I hadn’t seen it coming at all. And better than that, the quick “we gave you all the clues!” flashbacks worked perfectly. (Especially right after seeing Saltburn, where its flashbacks seemed ham-fisted and unnecessary to me).
So often at the end of a detective story, we get a recap of all the clues we were supposed to have picked up on, and it’s rarely satisfying. Because The Wretched isn’t a detective story, I wasn’t primed to look for clues to some mystery — other than the most immediate one of “what exactly is this thing that’s attacking this family?” — so everything else just felt like a weird non sequitur. Weird enough to stick in my mind, but not so much that I tried to make sense of it at the time.
The woman on the bus saying “you’re quite the artist.” Our protagonist saying “it’s just us.” The dad saying “I love the sound of that.”3I didn’t notice, but someone on the internet pointed it out, that there were four place settings at the dinner our protagonist missed. All of it just felt like weird mood-setting for a horror movie.
What’s even cooler, though, is how it’s a case of The Wretched playing with point-of-view and perspective for effect, in a way that I wouldn’t have expected from a movie like this. And I wouldn’t have thought much about it if I hadn’t read a Reddit post complaining about it.
The complaint was that it didn’t make sense unless the witch had cast a spell on our protagonist before the movie had started, but how is that even possible since she couldn’t have gotten the picture until much later, and so on. And sure, if you need a movie to be literal and strictly chronological, it doesn’t make sense. I even tried a thought experiment to see if I could find the point of the “switch,” where we went from seeing his memory of events to seeing the “actual” events. Maybe his premonition of being drowned on the bus? And I could never make it all neatly line up.

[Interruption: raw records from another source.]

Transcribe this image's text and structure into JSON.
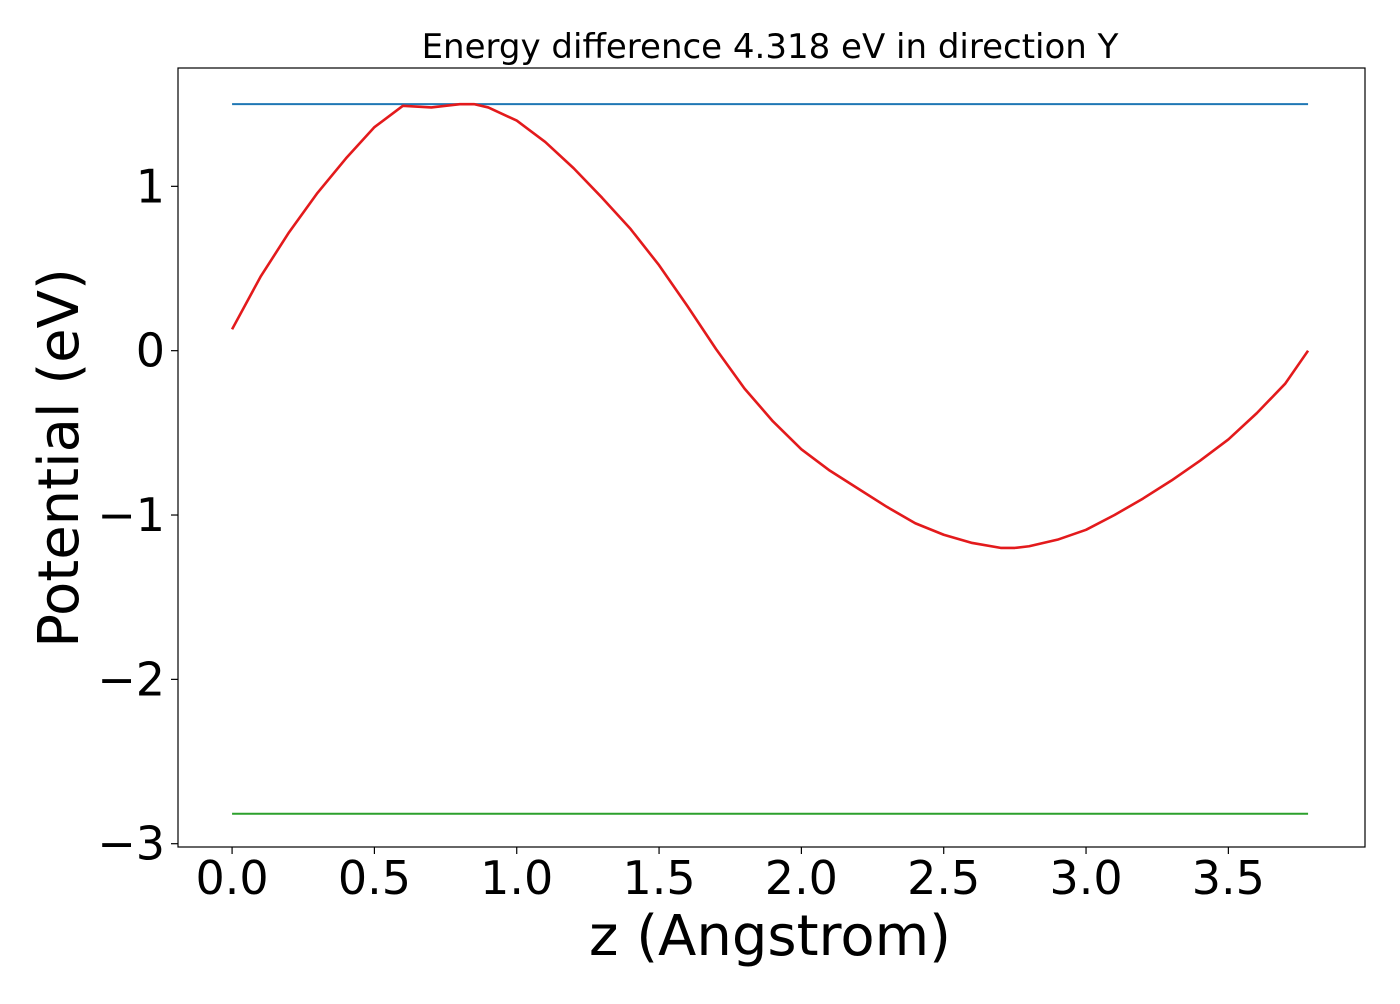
{
  "chart_data": {
    "type": "line",
    "title": "Energy difference 4.318 eV in direction Y",
    "xlabel": "z (Angstrom)",
    "ylabel": "Potential (eV)",
    "xlim": [
      -0.19,
      3.98
    ],
    "ylim": [
      -3.02,
      1.72
    ],
    "xticks": [
      0.0,
      0.5,
      1.0,
      1.5,
      2.0,
      2.5,
      3.0,
      3.5
    ],
    "xtick_labels": [
      "0.0",
      "0.5",
      "1.0",
      "1.5",
      "2.0",
      "2.5",
      "3.0",
      "3.5"
    ],
    "yticks": [
      1,
      0,
      -1,
      -2,
      -3
    ],
    "ytick_labels": [
      "1",
      "0",
      "−1",
      "−2",
      "−3"
    ],
    "grid": false,
    "series": [
      {
        "color": "#1f77b4",
        "kind": "hline",
        "x": [
          0.0,
          3.78
        ],
        "y": [
          1.5,
          1.5
        ]
      },
      {
        "color": "#2ca02c",
        "kind": "hline",
        "x": [
          0.0,
          3.78
        ],
        "y": [
          -2.818,
          -2.818
        ]
      },
      {
        "color": "#e31a1c",
        "kind": "curve",
        "x": [
          0.0,
          0.1,
          0.2,
          0.3,
          0.4,
          0.5,
          0.6,
          0.7,
          0.8,
          0.85,
          0.9,
          1.0,
          1.1,
          1.2,
          1.3,
          1.4,
          1.5,
          1.6,
          1.7,
          1.8,
          1.9,
          2.0,
          2.1,
          2.2,
          2.3,
          2.4,
          2.5,
          2.6,
          2.7,
          2.75,
          2.8,
          2.9,
          3.0,
          3.1,
          3.2,
          3.3,
          3.4,
          3.5,
          3.6,
          3.7,
          3.78
        ],
        "y": [
          0.13,
          0.45,
          0.72,
          0.96,
          1.17,
          1.36,
          1.49,
          1.48,
          1.5,
          1.5,
          1.48,
          1.4,
          1.27,
          1.11,
          0.93,
          0.74,
          0.52,
          0.27,
          0.01,
          -0.23,
          -0.43,
          -0.6,
          -0.73,
          -0.84,
          -0.95,
          -1.05,
          -1.12,
          -1.17,
          -1.2,
          -1.2,
          -1.19,
          -1.15,
          -1.09,
          -1.0,
          -0.9,
          -0.79,
          -0.67,
          -0.54,
          -0.38,
          -0.2,
          0.0
        ]
      }
    ]
  }
}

But of course, that’s not a “plot hole.” It’s the point. The movie’s structured to make the reveal have the same impact on the audience as it does on the protagonist at that moment.
We never question whether the movie itself is being an unreliable narrator. After all, there’s already enough going on in this movie, with a shape-shifting witch going around mind-controlling men and eating children. So when we see the reveal, we feel the same disorientation that the protagonist does at the idea that we’ve completely forgotten that a person even existed.
It’s a neat trick to think about, because it calls into question all of these hard fast rules of cinematic storytelling that we just take for granted. We assume that we’re either in third person omniscient mode unless we’re shown otherwise. We get clues when the movie’s shifted to a certain character’s point of view. We assume that cuts are going to skip over a reasonable and understandable amount of time and space, and we’re seeing everything chronologically unless told otherwise.
Movies don’t play with that enough. And when they do, it’s usually the entire point of the movie, like Memento, or Shutter Island. I really liked seeing something that would’ve otherwise worked just fine as a straightforward take on Rear Window or Fright Night, decide to throw in a flourish to make the audience feel like they’d been under a spell themselves.